Ini tidak terpikirkan hanya setahun yang lalu. Bahkan jika seorang eksekutif ingin membuat langkah seperti itu, ketakutan akan pengawasan publik kemungkinan akan menghentikan mereka. Jadi mengapa perusahaan berubah pikiran?

Apakah Kali Ini Berbeda? Mengkontekstualisasikan Kenaikan Harga Bitcoin 

Kenaikan harga Bitcoin antara tahun 2020 dan 2021 sungguh luar biasa, mulai tahun 2020 sekitar $7.000 per BTC . Cryptocurrency mengalami kenaikan stratosfer sepanjang tahun meskipun ada pandemi di seluruh dunia, kekacauan ekonomi global dan peningkatan pengawasan sejak kenaikan terakhirnya (Bitcoin memuncak sebelumnya pada tahun 2019 di hampir $12,00 dan perlahan-lahan turun ke bawah). Bitcoin mengakhiri tahun 2020 sebagai salah satu aset dengan kinerja terbaik di dunia. Itu menutup tahun di sekitar $30.000 per bitcoin.

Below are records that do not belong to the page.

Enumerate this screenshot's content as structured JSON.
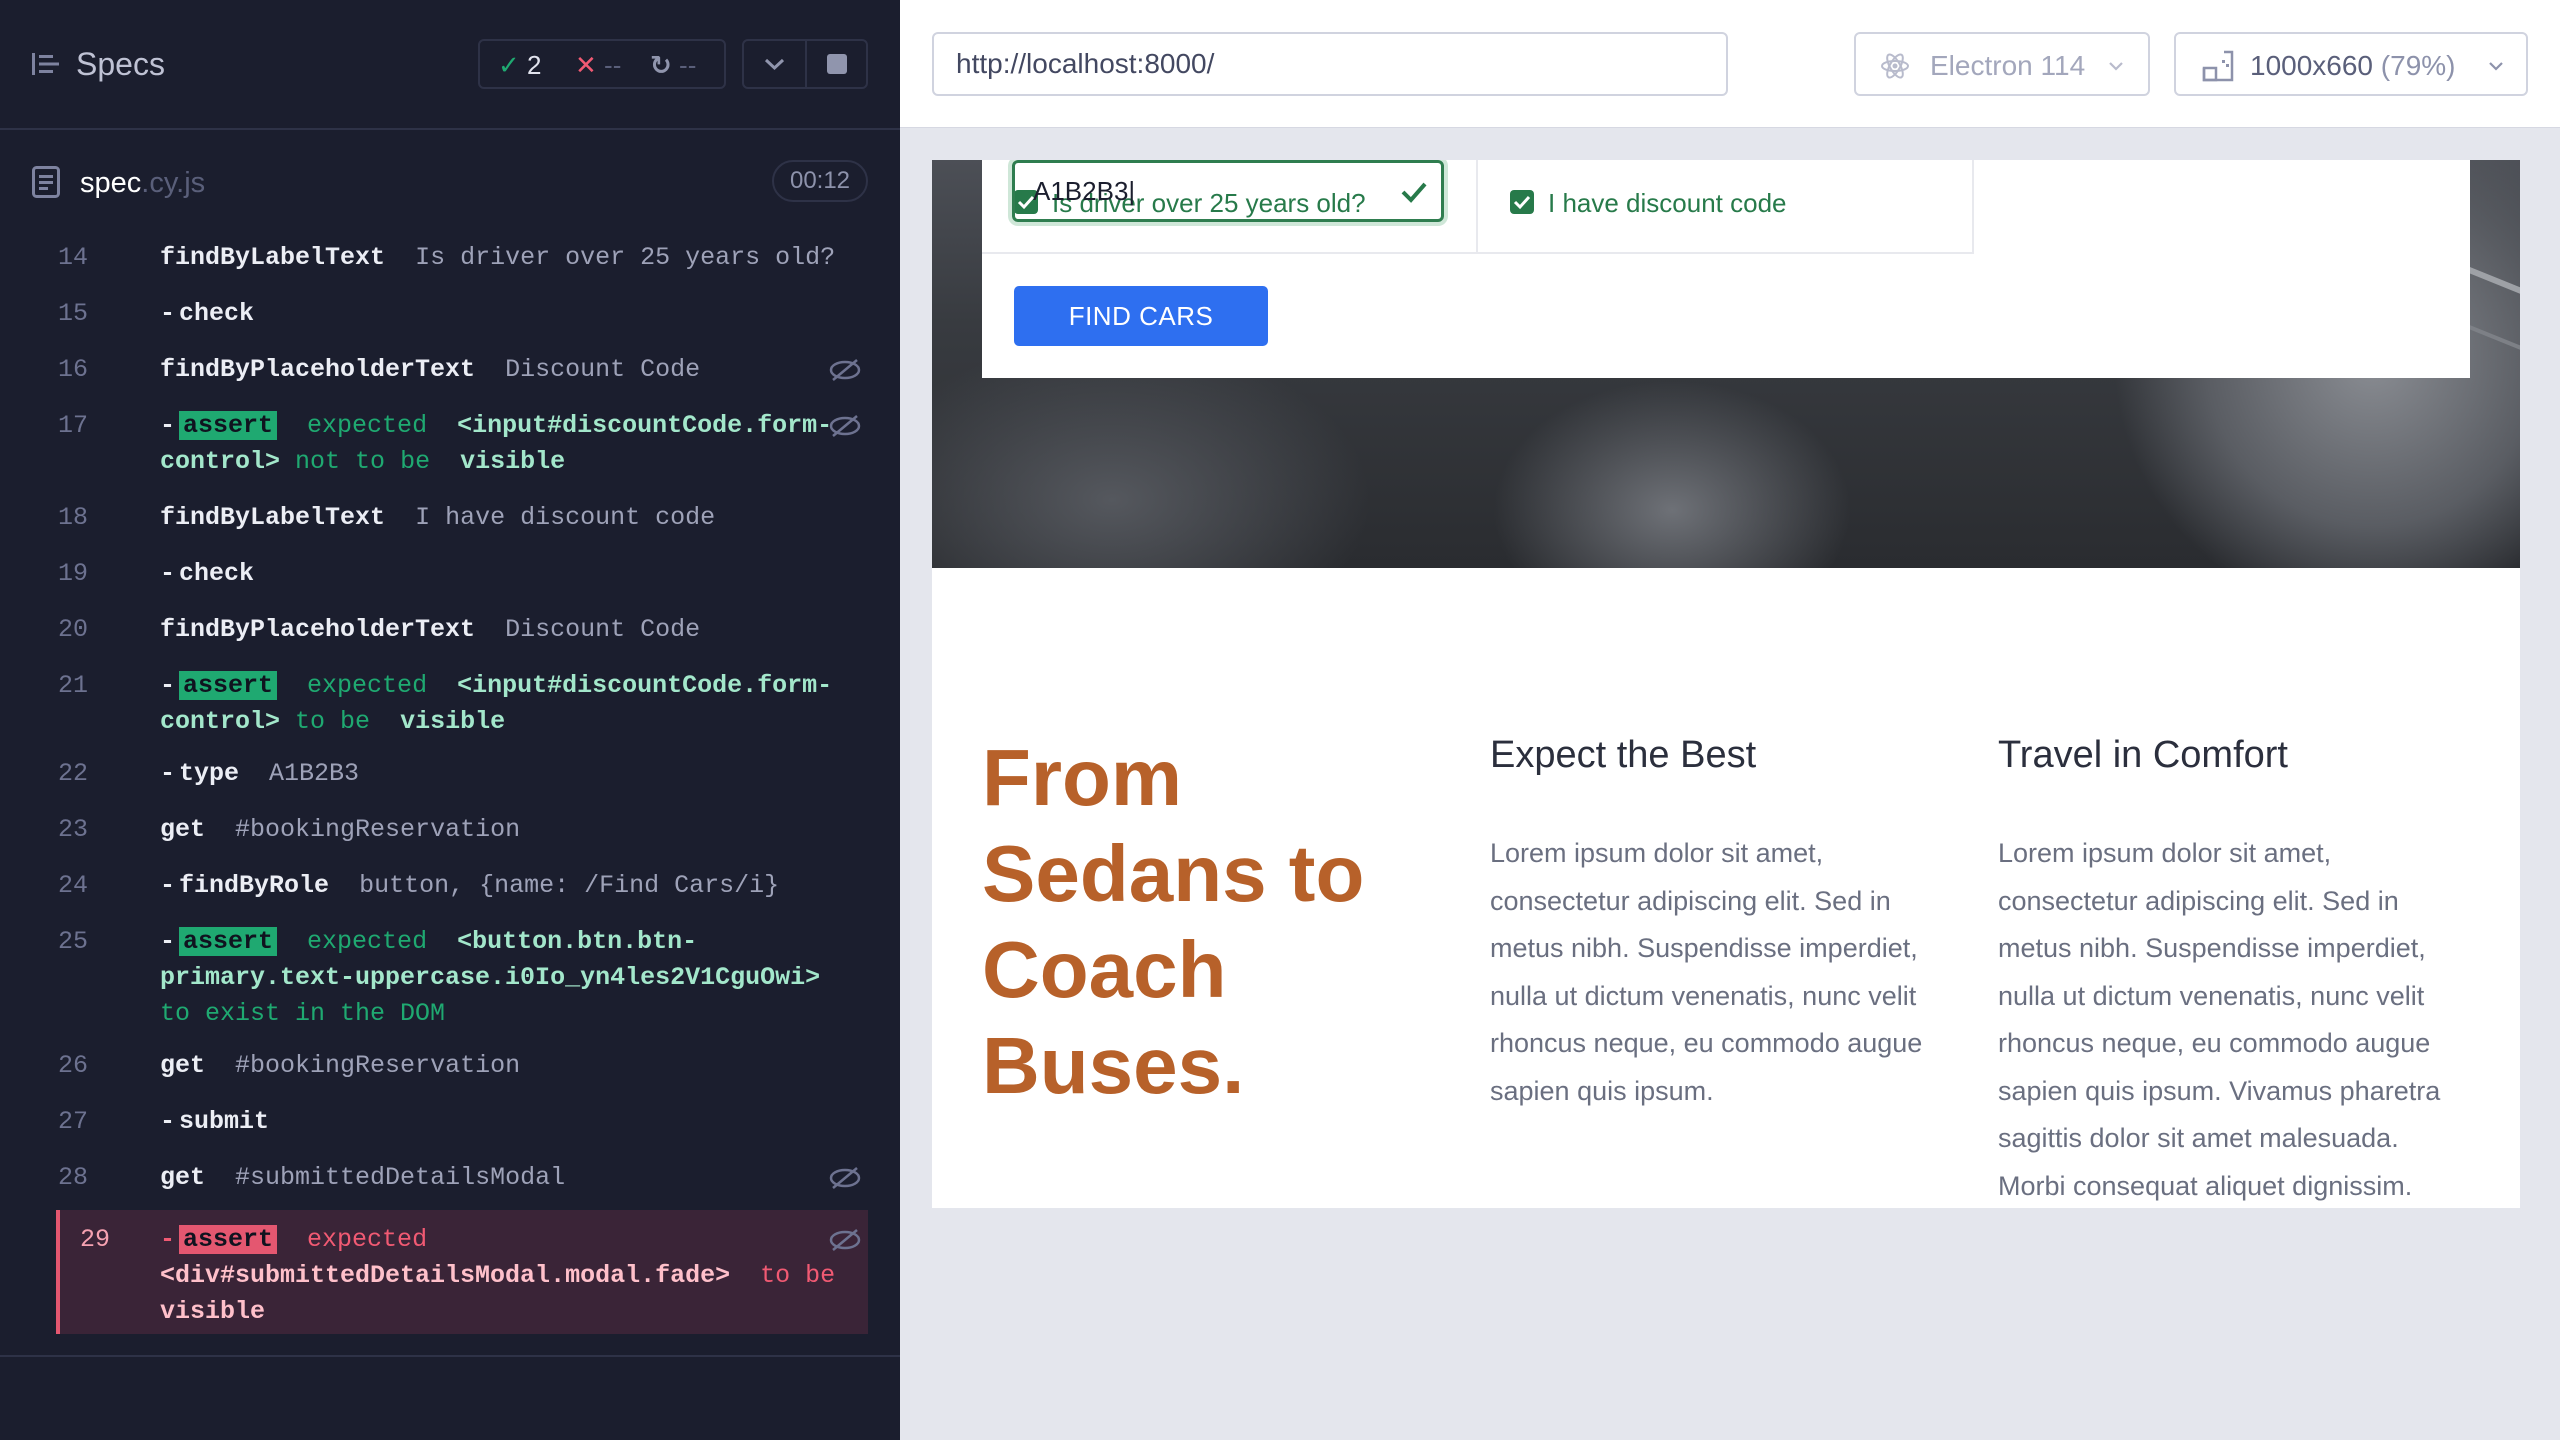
{
  "specs": {
    "title": "Specs",
    "passed": "2",
    "failed": "--",
    "pending": "--"
  },
  "file": {
    "name": "spec",
    "ext": ".cy.js",
    "duration": "00:12"
  },
  "commands": [
    {
      "num": "14",
      "name": "findByLabelText",
      "arg": "Is driver over 25 years old?"
    },
    {
      "num": "15",
      "name": "check"
    },
    {
      "num": "16",
      "name": "findByPlaceholderText",
      "arg": "Discount Code"
    },
    {
      "num": "17",
      "badge": "assert",
      "text1": "expected",
      "bold1": "<input#discountCode.form-control>",
      "text2": "not to be",
      "bold2": "visible"
    },
    {
      "num": "18",
      "name": "findByLabelText",
      "arg": "I have discount code"
    },
    {
      "num": "19",
      "name": "check"
    },
    {
      "num": "20",
      "name": "findByPlaceholderText",
      "arg": "Discount Code"
    },
    {
      "num": "21",
      "badge": "assert",
      "text1": "expected",
      "bold1": "<input#discountCode.form-control>",
      "text2": "to be",
      "bold2": "visible"
    },
    {
      "num": "22",
      "name": "type",
      "arg": "A1B2B3"
    },
    {
      "num": "23",
      "name": "get",
      "arg": "#bookingReservation"
    },
    {
      "num": "24",
      "name": "findByRole",
      "arg": "button, {name: /Find Cars/i}"
    },
    {
      "num": "25",
      "badge": "assert",
      "text1": "expected",
      "bold1": "<button.btn.btn-primary.text-uppercase.i0Io_yn4les2V1CguOwi>",
      "text2": "to exist in the DOM"
    },
    {
      "num": "26",
      "name": "get",
      "arg": "#bookingReservation"
    },
    {
      "num": "27",
      "name": "submit"
    },
    {
      "num": "28",
      "name": "get",
      "arg": "#submittedDetailsModal"
    },
    {
      "num": "29",
      "badge": "assert",
      "text1": "expected",
      "bold1": "<div#submittedDetailsModal.modal.fade>",
      "text2": "to be",
      "bold2": "visible"
    }
  ],
  "toolbar": {
    "url": "http://localhost:8000/",
    "browser": "Electron 114",
    "viewport": "1000x660",
    "zoom": "(79%)"
  },
  "app": {
    "driver_label": "Is driver over 25 years old?",
    "discount_label": "I have discount code",
    "discount_value": "A1B2B3",
    "find_button": "FIND CARS",
    "headline": "From Sedans to Coach Buses.",
    "col1_title": "Expect the Best",
    "col1_text": "Lorem ipsum dolor sit amet, consectetur adipiscing elit. Sed in metus nibh. Suspendisse imperdiet, nulla ut dictum venenatis, nunc velit rhoncus neque, eu commodo augue sapien quis ipsum.",
    "col2_title": "Travel in Comfort",
    "col2_text": "Lorem ipsum dolor sit amet, consectetur adipiscing elit. Sed in metus nibh. Suspendisse imperdiet, nulla ut dictum venenatis, nunc velit rhoncus neque, eu commodo augue sapien quis ipsum. Vivamus pharetra sagittis dolor sit amet malesuada. Morbi consequat aliquet dignissim."
  },
  "colors": {
    "pass": "#1fa971",
    "fail": "#e45770",
    "primary": "#2e6ff0",
    "headline": "#b7612a"
  }
}
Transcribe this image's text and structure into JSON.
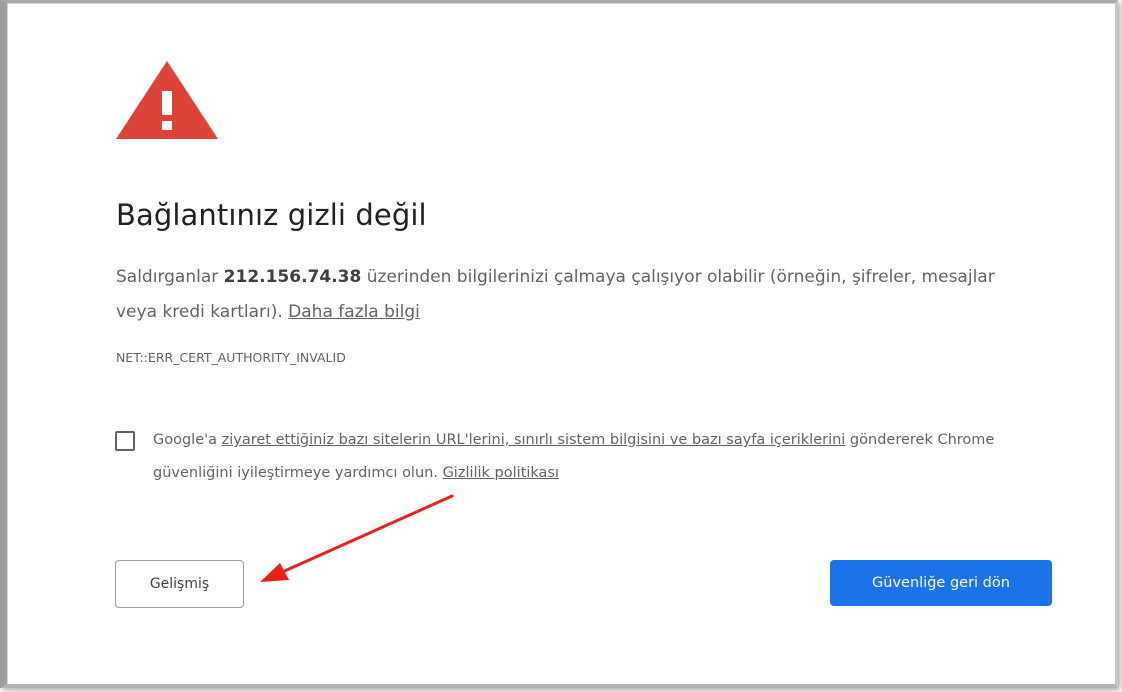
{
  "page": {
    "title": "Bağlantınız gizli değil",
    "explanation_prefix": "Saldırganlar ",
    "host": "212.156.74.38",
    "explanation_suffix": " üzerinden bilgilerinizi çalmaya çalışıyor olabilir (örneğin, şifreler, mesajlar veya kredi kartları). ",
    "learn_more_link": "Daha fazla bilgi",
    "error_code": "NET::ERR_CERT_AUTHORITY_INVALID"
  },
  "opt_in": {
    "checked": false,
    "prefix": "Google'a ",
    "data_link": "ziyaret ettiğiniz bazı sitelerin URL'lerini, sınırlı sistem bilgisini ve bazı sayfa içeriklerini",
    "middle": " göndererek Chrome güvenliğini iyileştirmeye yardımcı olun. ",
    "privacy_link": "Gizlilik politikası"
  },
  "buttons": {
    "advanced_label": "Gelişmiş",
    "back_to_safety_label": "Güvenliğe geri dön"
  },
  "icons": {
    "warning": "warning-triangle-icon",
    "annotation": "red-arrow"
  },
  "colors": {
    "warning_red": "#db4437",
    "primary_blue": "#1a73e8",
    "annotation_arrow": "#e8211b"
  }
}
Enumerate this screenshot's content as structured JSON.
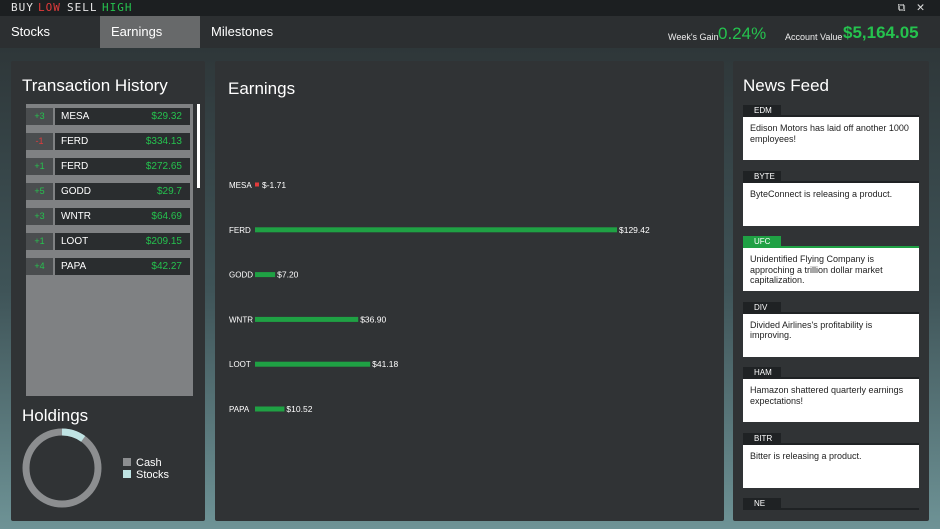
{
  "titlebar": {
    "word_buy": "BUY",
    "word_low": "LOW",
    "word_sell": "SELL",
    "word_high": "HIGH",
    "restore_icon": "⧉",
    "close_icon": "✕"
  },
  "nav": {
    "tabs": [
      {
        "label": "Stocks"
      },
      {
        "label": "Earnings",
        "active": true
      },
      {
        "label": "Milestones"
      }
    ],
    "weeks_gain_label": "Week's Gain",
    "weeks_gain_value": "0.24%",
    "account_value_label": "Account Value",
    "account_value": "$5,164.05"
  },
  "transactions": {
    "title": "Transaction History",
    "rows": [
      {
        "qty": "+3",
        "symbol": "MESA",
        "price": "$29.32"
      },
      {
        "qty": "-1",
        "symbol": "FERD",
        "price": "$334.13"
      },
      {
        "qty": "+1",
        "symbol": "FERD",
        "price": "$272.65"
      },
      {
        "qty": "+5",
        "symbol": "GODD",
        "price": "$29.7"
      },
      {
        "qty": "+3",
        "symbol": "WNTR",
        "price": "$64.69"
      },
      {
        "qty": "+1",
        "symbol": "LOOT",
        "price": "$209.15"
      },
      {
        "qty": "+4",
        "symbol": "PAPA",
        "price": "$42.27"
      }
    ]
  },
  "holdings": {
    "title": "Holdings",
    "legend": [
      {
        "label": "Cash",
        "color": "#8c8e90"
      },
      {
        "label": "Stocks",
        "color": "#bfe3e3"
      }
    ],
    "stocks_fraction": 0.1
  },
  "earnings": {
    "title": "Earnings",
    "chart_data": {
      "type": "bar",
      "orientation": "horizontal",
      "categories": [
        "MESA",
        "FERD",
        "GODD",
        "WNTR",
        "LOOT",
        "PAPA"
      ],
      "values": [
        -1.71,
        129.42,
        7.2,
        36.9,
        41.18,
        10.52
      ],
      "labels": [
        "$-1.71",
        "$129.42",
        "$7.20",
        "$36.90",
        "$41.18",
        "$10.52"
      ],
      "positive_color": "#1fa144",
      "negative_color": "#e23b3b"
    }
  },
  "news": {
    "title": "News Feed",
    "items": [
      {
        "ticker": "EDM",
        "text": "Edison Motors has laid off another 1000 employees!"
      },
      {
        "ticker": "BYTE",
        "text": "ByteConnect is releasing a product."
      },
      {
        "ticker": "UFC",
        "text": "Unidentified Flying Company is approching a trillion dollar market capitalization.",
        "highlight": true
      },
      {
        "ticker": "DIV",
        "text": "Divided Airlines's profitability is improving."
      },
      {
        "ticker": "HAM",
        "text": "Hamazon shattered quarterly earnings expectations!"
      },
      {
        "ticker": "BITR",
        "text": "Bitter is releasing a product."
      },
      {
        "ticker": "NE",
        "text": ""
      }
    ]
  }
}
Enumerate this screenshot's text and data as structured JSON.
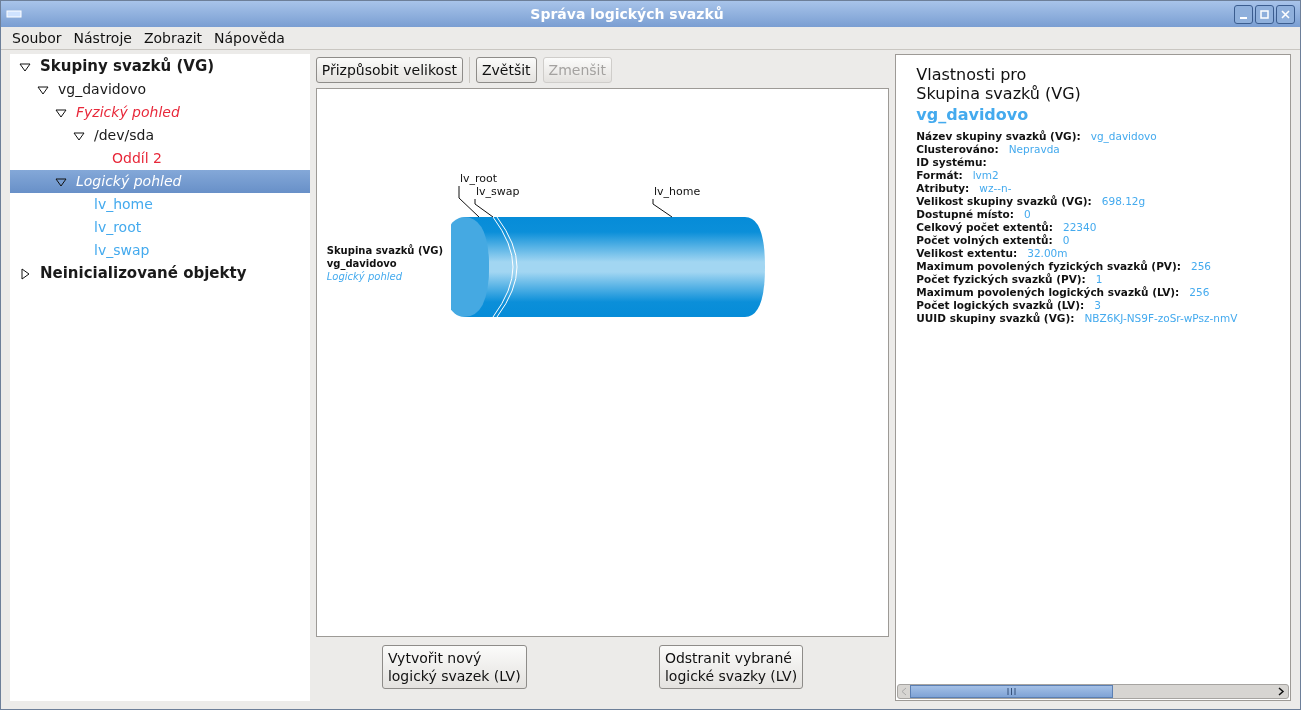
{
  "window": {
    "title": "Správa logických svazků"
  },
  "menu": [
    "Soubor",
    "Nástroje",
    "Zobrazit",
    "Nápověda"
  ],
  "tree": [
    {
      "label": "Skupiny svazků (VG)",
      "kind": "group",
      "expanded": true,
      "selected": false,
      "children": [
        {
          "label": "vg_davidovo",
          "kind": "vg",
          "expanded": true,
          "selected": false,
          "children": [
            {
              "label": "Fyzický pohled",
              "kind": "physical",
              "expanded": true,
              "selected": false,
              "children": [
                {
                  "label": "/dev/sda",
                  "kind": "pv",
                  "expanded": true,
                  "selected": false,
                  "children": [
                    {
                      "label": "Oddíl 2",
                      "kind": "partition",
                      "selected": false
                    }
                  ]
                }
              ]
            },
            {
              "label": "Logický pohled",
              "kind": "logical",
              "expanded": true,
              "selected": true,
              "children": [
                {
                  "label": "lv_home",
                  "kind": "lv",
                  "selected": false
                },
                {
                  "label": "lv_root",
                  "kind": "lv",
                  "selected": false
                },
                {
                  "label": "lv_swap",
                  "kind": "lv",
                  "selected": false
                }
              ]
            }
          ]
        }
      ]
    },
    {
      "label": "Neinicializované objekty",
      "kind": "group",
      "expanded": false,
      "selected": false
    }
  ],
  "toolbar": [
    {
      "label": "Přizpůsobit velikost",
      "disabled": false
    },
    {
      "label": "Zvětšit",
      "disabled": false
    },
    {
      "label": "Zmenšit",
      "disabled": true
    }
  ],
  "diagram": {
    "caption": [
      "Skupina svazků (VG)",
      "vg_davidovo"
    ],
    "view": "Logický pohled",
    "volumes": [
      "lv_root",
      "lv_swap",
      "lv_home"
    ]
  },
  "actions": [
    [
      "Vytvořit nový",
      "logický svazek (LV)"
    ],
    [
      "Odstranit vybrané",
      "logické svazky (LV)"
    ]
  ],
  "properties": {
    "heading": [
      "Vlastnosti pro",
      "Skupina svazků (VG)"
    ],
    "name": "vg_davidovo",
    "rows": [
      {
        "label": "Název skupiny svazků (VG):",
        "value": "vg_davidovo"
      },
      {
        "label": "Clusterováno:",
        "value": "Nepravda"
      },
      {
        "label": "ID systému:",
        "value": ""
      },
      {
        "label": "Formát:",
        "value": "lvm2"
      },
      {
        "label": "Atributy:",
        "value": "wz--n-"
      },
      {
        "label": "Velikost skupiny svazků (VG):",
        "value": "698.12g"
      },
      {
        "label": "Dostupné místo:",
        "value": "0"
      },
      {
        "label": "Celkový počet extentů:",
        "value": "22340"
      },
      {
        "label": "Počet volných extentů:",
        "value": "0"
      },
      {
        "label": "Velikost extentu:",
        "value": "32.00m"
      },
      {
        "label": "Maximum povolených fyzických svazků (PV):",
        "value": "256"
      },
      {
        "label": "Počet fyzických svazků (PV):",
        "value": "1"
      },
      {
        "label": "Maximum povolených logických svazků (LV):",
        "value": "256"
      },
      {
        "label": "Počet logických svazků (LV):",
        "value": "3"
      },
      {
        "label": "UUID skupiny svazků (VG):",
        "value": "NBZ6KJ-NS9F-zoSr-wPsz-nmV"
      }
    ]
  }
}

Terlepas dari banyak rintangan yang menghadang, bitcoin telah berkembang pesat. Banyak alasan telah diberikan untuk membenarkan kisaran harga tetapi ada tiga alasan utama:

  • Resonansi dengan investor muda: Investor muda dengan selera risiko tinggi dan cek stimulus AS memutuskan untuk mengganti keinginan mereka untuk berjudi di kasino dengan instrumen spekulatif yang paling sesuai dengan generasi mereka.
  • Membangun kebijakan moneter: Beberapa investor melihat gelombang kebijakan moneter bank sentral yang belum pernah terjadi sebelumnya, dikombinasikan dengan kemungkinan besar paket infrastruktur yang dipimpin Biden . Karena bitcoin memiliki persediaan mata uang yang tetap, para investor ini melihat mata uang kripto sebagai aset yang dapat melindungi mereka dari inflasi dan penurunan nilai mata uang.
  • Korporasi dan kripto: Perusahaan-perusahaan besar mengumumkan bahwa mereka membeli bitcoin untuk neraca mereka sendiri atau akan mengizinkan transaksi produk/layanan mereka dilakukan menggunakan mata uang kripto . Hedge fund juga mulai menahan bitcoin, dan Grayscale meluncurkan dana tertutup yang menyimpan bitcoin.

Sementara semua alasan di atas mungkin benar sampai taraf tertentu, dan bahkan saling melengkapi, kita akan fokus pada yang terakhir. Kami percaya bahwa penerimaan kripto oleh perusahaan telah membuat dampak terbesar. Dan itu mungkin telah membuka jalan bagi adopsi skala luas di masa depan; dua lainnya mungkin fenomena sementara.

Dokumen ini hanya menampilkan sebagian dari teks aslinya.